Collections Module in Python

Get introduced to Python's collections module and its datatypes.

We'll cover the following

Python’s collections module has specialized container datatypes that can be used to replace Python’s general-purpose containers (dict, tuple, list, and set). We will be studying the following parts of this module:

  • ChainMap
  • counter
  • defaultdict
  • deque
  • namedtuple
  • OrderedDict

There is a sub-module of collections called abc or Abstract Base Classes. These will not be covered in this chapter.

Let’s get started with the ChainMap container!

Overview of ChainMap

A ChainMap is a class that provides the ability to link multiple mappings together such that they end up being a single unit. If we look at the example below, we will notice that it accepts maps, which means that a ChainMap will accept any number of mappings or dictionaries and turn them into a single view that we can update.
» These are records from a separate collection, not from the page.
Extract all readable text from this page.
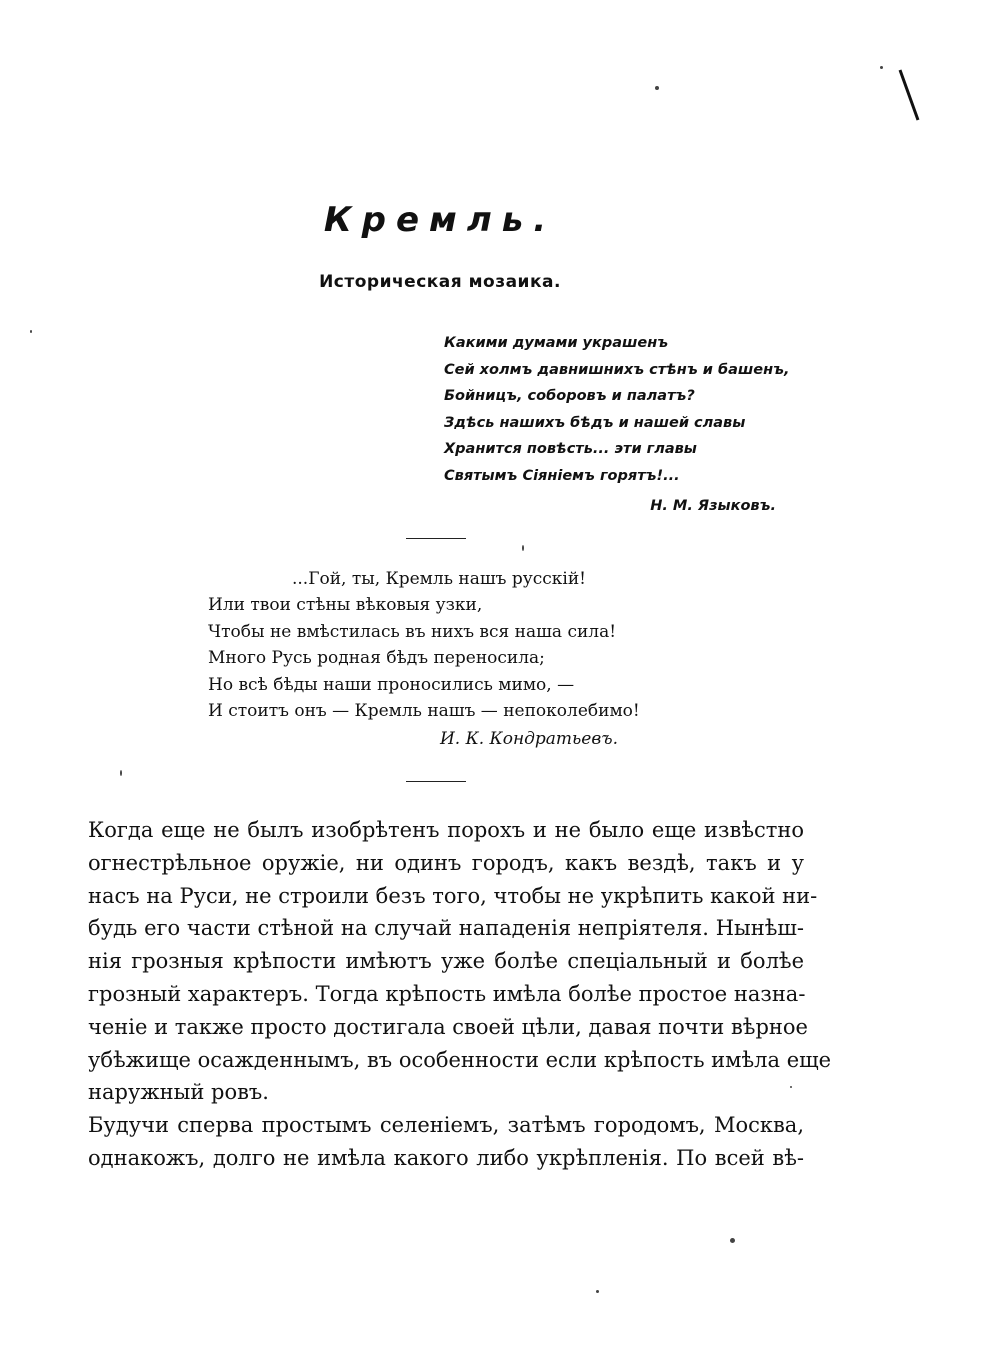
Кремль.
Историческая мозаика.
Какими думами украшенъ
Сей холмъ давнишнихъ стѣнъ и башенъ,
Бойницъ, соборовъ и палатъ?
Здѣсь нашихъ бѣдъ и нашей славы
Хранится повѣсть... эти главы
Святымъ Сіяніемъ горятъ!...
Н. М. Языковъ.
...Гой, ты, Кремль нашъ русскій!
Или твои стѣны вѣковыя узки,
Чтобы не вмѣстилась въ нихъ вся наша сила!
Много Русь родная бѣдъ переносила;
Но всѣ бѣды наши проносились мимо, —
И стоитъ онъ — Кремль нашъ — непоколебимо!
И. К. Кондратьевъ.

Когда еще не былъ изобрѣтенъ порохъ и не было еще извѣстно
огнестрѣльное оружіе, ни одинъ городъ, какъ вездѣ, такъ и у
насъ на Руси, не строили безъ того, чтобы не укрѣпить какой ни-
будь его части стѣной на случай нападенія непріятеля. Нынѣш-
нія грозныя крѣпости имѣютъ уже болѣе спеціальный и болѣе
грозный характеръ. Тогда крѣпость имѣла болѣе простое назна-
ченіе и также просто достигала своей цѣли, давая почти вѣрное
убѣжище осажденнымъ, въ особенности если крѣпость имѣла еще
наружный ровъ.

Будучи сперва простымъ селеніемъ, затѣмъ городомъ, Москва,
однакожъ, долго не имѣла какого либо укрѣпленія. По всей вѣ-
from collections import ChainMap
car_parts = {"hood": 500, "engine": 5000, "front_door": 750}
car_options = {"A/C": 1000, "Turbo": 2500, "rollbar": 300}
car_accessories = {"cover": 100, "hood_ornament": 150, "seat_cover": 99}
car_pricing = ChainMap(car_accessories, car_options, car_parts)
print(car_pricing["hood"])

Here we import ChainMap from our collections module (Line 1). Next we create three dictionaries (Lines 2-4). Then we create an instance of our ChainMap by passing in the three dictionaries that we just created (Line 5). Finally, we try accessing one of the keys in our ChainMap (Line 6). When we do this, the ChainMap will go through each map in order to see if that key exists and has a value. If it does, then the ChainMap will return the first value it finds that matches the corresponding key.

This is especially useful if we want to set up defaults. Let’s pretend that we want to create an application that has some defaults. The application will also be aware of the operating system’s environment variables. If there is an environment variable that matches one of the keys that we are defaulting to in our application, the environment will override our default. Let’s further pretend that we can pass arguments to our application. These arguments take precedence over the environment and the defaults. This is one place where a ChainMap can really shine. Let’s look at a simple example that’s based on one from Python’s documentation:

import argparse
import os

from collections import ChainMap


def main():
    app_defaults = {"username": "admin", "password": "admin"}

    parser = argparse.ArgumentParser()
    parser.add_argument("-u", "--username")
    parser.add_argument("-p", "--password")
    args = parser.parse_args()
    command_line_arguments = {key: value for key, value in vars(args).items() if value}

    chain = ChainMap(command_line_arguments, os.environ, app_defaults)
    print(chain["username"])


if __name__ == "__main__":
    main()
    os.environ["username"] = "test"
    main()
Implementation of ChainMap using Python documentation

Let’s break this down a little. Here we import Python’s argparse module along with the os module (Line 1-2). We also import ChainMap (Line 4). Next we have a simple function that has some silly defaults. These defaults are used for some popular routers. Then we set up our argument parser and tell it how to handle certain command line options. We will notice that argparse doesn’t provide a way to get a dictionary object of its arguments, so we use a dict comprehension to extract what we need. The other cool piece here is the use of Python’s built-in vars. If we want to call it without an argument, vars would behave like Python’s built-in locals. But if we do pass in an object, then vars is equivalent to the object’s __dict__ property.

In other words, vars(args) equals args.__dict__. Finally create our ChainMap by passing in our command line arguments (if there are any), then the environment variables and finally the defaults. At the end of the code, we try calling our function, then setting an environment variable and calling it again. Give it a try and we’ll see that it prints out admin and then test as expected. Now let’s try calling the script in the above terminal with a command line argument:

python3 chain_map.py -u mike

When we ran this, we got mike back twice. This is because our command-line argument overrides everything else. It doesn’t matter that we set the environment because our ChainMap will look at the command line arguments first before anything else.